By then most inshore Nova Scotia fishing was done by powered vessels but the memory of the working Tancook schooner that had   gained a wide reputation among  the yachting set was still strong. Building from a half hull and recall of successful boats of the 1920s and 30’s boats such as Langille’s 35 footer the Cimba made famous in Murray’s book, Stevens and the apprentices laid out a traditional hull that would have been right at home carrying cabbages or mackerel in 1920.

 

When a buyer for the completed hull turned up, it was rigged with traditional  spliced served galvanized wire, dead eyes, lanyards and wooden blocks.
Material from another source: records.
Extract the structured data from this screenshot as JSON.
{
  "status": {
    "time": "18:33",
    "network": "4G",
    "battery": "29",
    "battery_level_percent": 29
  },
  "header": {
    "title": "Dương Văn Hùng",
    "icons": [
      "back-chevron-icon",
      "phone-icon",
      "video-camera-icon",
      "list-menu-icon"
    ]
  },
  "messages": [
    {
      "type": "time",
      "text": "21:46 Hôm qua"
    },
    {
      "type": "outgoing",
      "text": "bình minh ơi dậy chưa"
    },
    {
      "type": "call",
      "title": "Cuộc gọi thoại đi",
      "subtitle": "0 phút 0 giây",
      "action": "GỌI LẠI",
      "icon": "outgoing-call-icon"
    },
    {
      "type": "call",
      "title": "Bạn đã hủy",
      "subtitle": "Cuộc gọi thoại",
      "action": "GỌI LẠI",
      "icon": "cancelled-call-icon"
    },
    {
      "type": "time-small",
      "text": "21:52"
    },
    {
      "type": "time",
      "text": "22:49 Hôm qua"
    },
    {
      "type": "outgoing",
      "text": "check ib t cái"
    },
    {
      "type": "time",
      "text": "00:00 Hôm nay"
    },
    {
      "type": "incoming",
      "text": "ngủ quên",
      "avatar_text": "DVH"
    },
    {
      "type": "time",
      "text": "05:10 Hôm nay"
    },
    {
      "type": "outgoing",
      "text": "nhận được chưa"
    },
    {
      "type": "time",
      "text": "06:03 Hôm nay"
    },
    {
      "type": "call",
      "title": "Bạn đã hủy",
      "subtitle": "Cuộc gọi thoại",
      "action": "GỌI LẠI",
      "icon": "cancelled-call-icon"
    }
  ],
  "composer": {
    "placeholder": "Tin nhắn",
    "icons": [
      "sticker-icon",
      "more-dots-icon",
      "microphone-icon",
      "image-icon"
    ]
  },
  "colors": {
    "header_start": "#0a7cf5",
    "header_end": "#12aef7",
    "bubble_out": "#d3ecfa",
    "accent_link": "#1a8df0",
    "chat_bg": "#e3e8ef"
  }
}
One departure from local tradition was installation of a two cylinder diesel from England rather than one of the cranky gasoline “make and breaks” made locally.

 

As a yacht the little schooner had the usual long boxy square deck house that seems typical of her breed, in lieu of the two deck hatches of an open work boat. She also got a caulked seam deck and a selection of imported woods including yellow pine and white oak and a bit of mahogany and teak trim as befits a yacht. But the essential hull form was that of an authentic working sailboat, not a modification to go yachting such as Alden or Hand employed in their adaptations of working fishermen to pleasure boats as seen locally in “Malabar X” of Seneca Day Sails or “Lotus”, the Sea Scout boat on Sodus Bay.

 

The Tancook boat was adapted to carrying loads of fish or freight. They were required to heave to and lie quietly to a drift net or while their crews hand lined. And they needed to be easy steering easy handling boats with a reasonable turn of speed that were also steady under foot and sea kindly. These are attributes that some sailors who cruise still prize today.

 

We’re still learning about the ”character” of the traditional inshore work boat hull adapted to cruising for pleasure, but what we’ve seen so far we like. We hope to learn more about both the vessel and someday about the waters she was designed for so very far down the St. Lawrence from her present homeport. Who knows. Perhaps someday we’ll sail those cold northern waters where her type once hauled cabbages and sauerkraut and salted fish. Meantime, anyone out there know how to tack a fisherman staysail?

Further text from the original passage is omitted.